Amid weak demand, JSE-listed Sephaku Holdings focused on lowering its debt, defending its share of the market and improving cost efficiencies during the financial year ended March 31.
Sephaku CEO Dr Lelau Mohuba on Wednesday said local building and construction materials manufacturers continued to experience tough operating conditions.
“Macroeconomic expenditure in construction works, and residential and nonresidential sectors decreased, contributing to a 1.4% contraction in gross fixed capital formation.
“We recognise the inherent cyclicality of building materials demand and are cognisant that during the downturn, as we have been experiencing, it is imperative that we strategically steer the business along the trajectory of our long-term vision,” he added.
To that end, the group continued to focus on reducing group debt with the goal of achieving a net debt to earnings before interest, taxes, depreciation and amortisation (Ebitda) ratio of 2.5 for its 36%-owned subsidiary Sephaku Cement (SepCem) and 2 for its wholly-owned subsidiary Métier Mixed Concrete.
Since the 2015 financial year, the group has repaid about R1-billion of its debt, despite a highly constrained trading environment.
SepCem, which is a joint venture with Dangote Cement, repaid R181.9-million of its project loan capital, resulting in a balance of R1.65-billion at the end of December 2018, which is SepCem’s financial year-end.
SepCem’s cash balance at the beginning of the year was R413-million and the associate generated R483-million from its operations during the year, ending with a cash balance of R508-million.
This confirms that SepCem can comply with its debt repayment requirements with the potential to enhance its cash generative capacity through higher cement prices, Sephaku said on Wednesday.
Sephaku, with the guidance of the board, also focussed on strengthening the corporate governance processes and systems in line with King IV, which included enhancing its risk management and stakeholder engagement efforts.
Mohuba emphasised that the latter was particularly essential in its interactions with the communities located around SepCem’s operations in the North West province.
“The engagement processes have been laden by a lack of recognised community leadership and unsustainable demands for employment and supply opportunities. Be that as it may, we made significant progress by successfully appointing six directors, including their alternates from three neighbouring communities to the Aganang integrated cement plant’s empowerment structure, Torosesha.
“We are pleased that the various provincial and national government departments have continued providing support to facilitate effective engagement for the mutual benefit of all our stakeholders,” he noted.

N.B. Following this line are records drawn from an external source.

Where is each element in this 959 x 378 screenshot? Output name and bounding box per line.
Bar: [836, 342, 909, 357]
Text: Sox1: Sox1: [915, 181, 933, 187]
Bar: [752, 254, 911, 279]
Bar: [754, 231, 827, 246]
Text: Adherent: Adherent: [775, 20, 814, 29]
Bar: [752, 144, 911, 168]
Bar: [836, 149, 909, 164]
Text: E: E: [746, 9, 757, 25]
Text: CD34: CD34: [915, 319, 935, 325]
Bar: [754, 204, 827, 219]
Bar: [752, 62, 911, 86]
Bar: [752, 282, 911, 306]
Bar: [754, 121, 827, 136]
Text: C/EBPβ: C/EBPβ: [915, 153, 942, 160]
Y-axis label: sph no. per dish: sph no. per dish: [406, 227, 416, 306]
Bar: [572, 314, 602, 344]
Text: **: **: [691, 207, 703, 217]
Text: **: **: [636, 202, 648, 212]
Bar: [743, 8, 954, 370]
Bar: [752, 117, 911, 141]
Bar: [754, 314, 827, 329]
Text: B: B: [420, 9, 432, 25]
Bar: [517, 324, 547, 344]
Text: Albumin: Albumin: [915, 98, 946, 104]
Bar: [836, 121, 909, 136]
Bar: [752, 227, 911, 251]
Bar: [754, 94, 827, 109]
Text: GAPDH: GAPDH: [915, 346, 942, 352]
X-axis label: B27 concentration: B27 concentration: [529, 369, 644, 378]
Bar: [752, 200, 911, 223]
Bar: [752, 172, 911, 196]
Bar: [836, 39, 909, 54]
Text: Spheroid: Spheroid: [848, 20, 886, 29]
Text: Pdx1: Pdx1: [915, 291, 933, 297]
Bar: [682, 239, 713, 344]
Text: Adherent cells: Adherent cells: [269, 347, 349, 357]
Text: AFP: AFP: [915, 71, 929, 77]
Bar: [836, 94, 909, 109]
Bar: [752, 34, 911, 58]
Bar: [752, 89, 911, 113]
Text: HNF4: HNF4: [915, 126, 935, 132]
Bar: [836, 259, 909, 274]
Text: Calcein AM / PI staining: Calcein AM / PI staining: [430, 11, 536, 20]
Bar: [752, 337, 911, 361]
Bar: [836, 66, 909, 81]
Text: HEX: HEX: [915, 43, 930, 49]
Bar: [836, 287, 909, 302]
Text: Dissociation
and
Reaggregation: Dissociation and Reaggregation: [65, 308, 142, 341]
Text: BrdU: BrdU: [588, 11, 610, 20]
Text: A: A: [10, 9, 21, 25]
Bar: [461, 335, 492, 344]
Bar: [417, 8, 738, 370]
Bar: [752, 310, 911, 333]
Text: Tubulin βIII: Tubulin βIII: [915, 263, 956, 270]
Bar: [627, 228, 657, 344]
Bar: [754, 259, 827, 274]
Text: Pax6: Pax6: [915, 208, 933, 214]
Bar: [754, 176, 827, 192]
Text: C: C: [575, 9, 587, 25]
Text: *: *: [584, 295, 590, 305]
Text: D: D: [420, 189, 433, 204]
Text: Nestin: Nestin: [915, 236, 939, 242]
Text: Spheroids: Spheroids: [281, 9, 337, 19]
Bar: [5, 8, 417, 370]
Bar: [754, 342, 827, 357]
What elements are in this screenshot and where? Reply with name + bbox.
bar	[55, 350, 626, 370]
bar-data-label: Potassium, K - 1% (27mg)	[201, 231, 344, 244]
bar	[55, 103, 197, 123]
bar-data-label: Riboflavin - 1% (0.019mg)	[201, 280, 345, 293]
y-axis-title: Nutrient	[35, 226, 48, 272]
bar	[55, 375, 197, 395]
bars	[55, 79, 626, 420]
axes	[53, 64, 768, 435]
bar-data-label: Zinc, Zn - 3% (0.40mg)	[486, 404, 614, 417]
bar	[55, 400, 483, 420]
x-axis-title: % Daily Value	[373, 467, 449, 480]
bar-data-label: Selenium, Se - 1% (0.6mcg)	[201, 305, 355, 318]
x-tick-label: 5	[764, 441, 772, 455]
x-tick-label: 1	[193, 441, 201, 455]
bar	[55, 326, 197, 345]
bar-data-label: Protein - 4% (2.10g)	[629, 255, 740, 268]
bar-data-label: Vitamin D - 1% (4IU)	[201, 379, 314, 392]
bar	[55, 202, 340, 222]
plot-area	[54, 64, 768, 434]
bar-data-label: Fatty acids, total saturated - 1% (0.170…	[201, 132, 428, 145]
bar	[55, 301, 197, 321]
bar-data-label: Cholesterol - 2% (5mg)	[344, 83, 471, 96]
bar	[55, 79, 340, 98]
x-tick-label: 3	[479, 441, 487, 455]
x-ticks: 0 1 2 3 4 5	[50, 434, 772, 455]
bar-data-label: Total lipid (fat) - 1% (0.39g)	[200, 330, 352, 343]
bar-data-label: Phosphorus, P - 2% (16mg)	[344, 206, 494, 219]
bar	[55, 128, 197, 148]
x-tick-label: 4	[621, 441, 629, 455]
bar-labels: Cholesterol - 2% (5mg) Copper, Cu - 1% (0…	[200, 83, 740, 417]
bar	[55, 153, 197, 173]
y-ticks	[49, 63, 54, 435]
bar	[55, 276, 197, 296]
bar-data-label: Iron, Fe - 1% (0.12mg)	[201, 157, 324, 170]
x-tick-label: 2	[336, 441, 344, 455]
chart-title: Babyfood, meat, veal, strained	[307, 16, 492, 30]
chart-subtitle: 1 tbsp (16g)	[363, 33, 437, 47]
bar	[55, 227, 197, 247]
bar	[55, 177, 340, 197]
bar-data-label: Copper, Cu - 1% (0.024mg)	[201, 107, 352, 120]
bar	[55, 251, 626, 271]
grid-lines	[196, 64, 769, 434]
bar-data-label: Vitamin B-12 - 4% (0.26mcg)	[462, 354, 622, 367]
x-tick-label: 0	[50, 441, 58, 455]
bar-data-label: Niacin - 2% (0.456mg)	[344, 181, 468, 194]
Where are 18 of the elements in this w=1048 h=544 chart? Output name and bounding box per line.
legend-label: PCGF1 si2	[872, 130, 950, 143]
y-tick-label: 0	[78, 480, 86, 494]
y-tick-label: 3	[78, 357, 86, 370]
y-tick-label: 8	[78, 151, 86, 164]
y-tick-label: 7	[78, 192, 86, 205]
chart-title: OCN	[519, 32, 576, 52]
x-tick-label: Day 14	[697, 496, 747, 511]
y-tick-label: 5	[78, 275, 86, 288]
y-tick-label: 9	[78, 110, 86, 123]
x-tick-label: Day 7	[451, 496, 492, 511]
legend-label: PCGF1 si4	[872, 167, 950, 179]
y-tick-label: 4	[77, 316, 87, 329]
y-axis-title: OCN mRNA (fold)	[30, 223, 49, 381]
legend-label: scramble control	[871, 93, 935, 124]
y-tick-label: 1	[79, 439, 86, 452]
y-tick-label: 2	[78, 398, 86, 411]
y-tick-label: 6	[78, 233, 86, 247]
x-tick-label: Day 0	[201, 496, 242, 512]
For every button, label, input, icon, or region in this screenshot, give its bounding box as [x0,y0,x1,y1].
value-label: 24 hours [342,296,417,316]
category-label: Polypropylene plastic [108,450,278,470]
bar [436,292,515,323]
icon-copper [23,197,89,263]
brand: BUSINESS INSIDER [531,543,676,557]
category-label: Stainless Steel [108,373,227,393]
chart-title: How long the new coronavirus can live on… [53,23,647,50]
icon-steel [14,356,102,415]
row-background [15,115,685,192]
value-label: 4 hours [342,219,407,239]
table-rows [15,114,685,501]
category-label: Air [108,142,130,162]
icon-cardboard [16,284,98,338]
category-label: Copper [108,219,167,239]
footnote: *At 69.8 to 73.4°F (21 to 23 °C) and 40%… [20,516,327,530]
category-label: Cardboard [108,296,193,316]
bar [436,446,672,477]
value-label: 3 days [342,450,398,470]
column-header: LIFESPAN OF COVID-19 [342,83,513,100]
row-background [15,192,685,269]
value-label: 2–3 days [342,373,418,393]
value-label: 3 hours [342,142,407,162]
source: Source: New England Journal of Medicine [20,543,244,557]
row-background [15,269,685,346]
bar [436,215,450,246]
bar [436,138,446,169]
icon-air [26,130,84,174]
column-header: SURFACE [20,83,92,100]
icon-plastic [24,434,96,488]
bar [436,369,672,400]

Sephaku expects building materials demand to remain constrained owing to the short-term challenges in stimulating the economy against the backdrop of high sovereign debt and loss-making State-owned entities.
Therefore, its outlook for the next 12 to 24 months remains negative, with the group anticipating anaemic growth unless the newly elected government urgently provides the requisite impetus through pro-infrastructure investment policies.
Sephaku achieved consolidated revenue of R835.82-million, compared with the R830.69-million reported for the prior financial year.
Net profit of R44.04-million was marginally lower than the profit of R44.17-million reported the year before.
Métier, meanwhile, recorded a net profit of R22-million and an Ebitda margin of 6% at R52-million.
SepCem achieved sales revenue of R2.3-billion, an Ebitda margin of 20% at R462-million and profit after tax of R129-million in its 2018 financial year.
Meanwhile, SepCem expects to increase its product prices by 4% to 6% from July 1, based on its standard biannual increases and the implementation, by government, of the Carbon Tax, which took effect on June 1.
Inherently, cement manufacturers produce carbon emissions during the clinker production process, where it uses coal to burn limestone and other raw materials at extremely high temperatures.
Based on SepCem’s estimated carbon emissions, its expects to pay about R35-million to R40-million a year in carbon taxes.
This will result in price increases of 1.5% to 2.5%, depending on the strength of the products.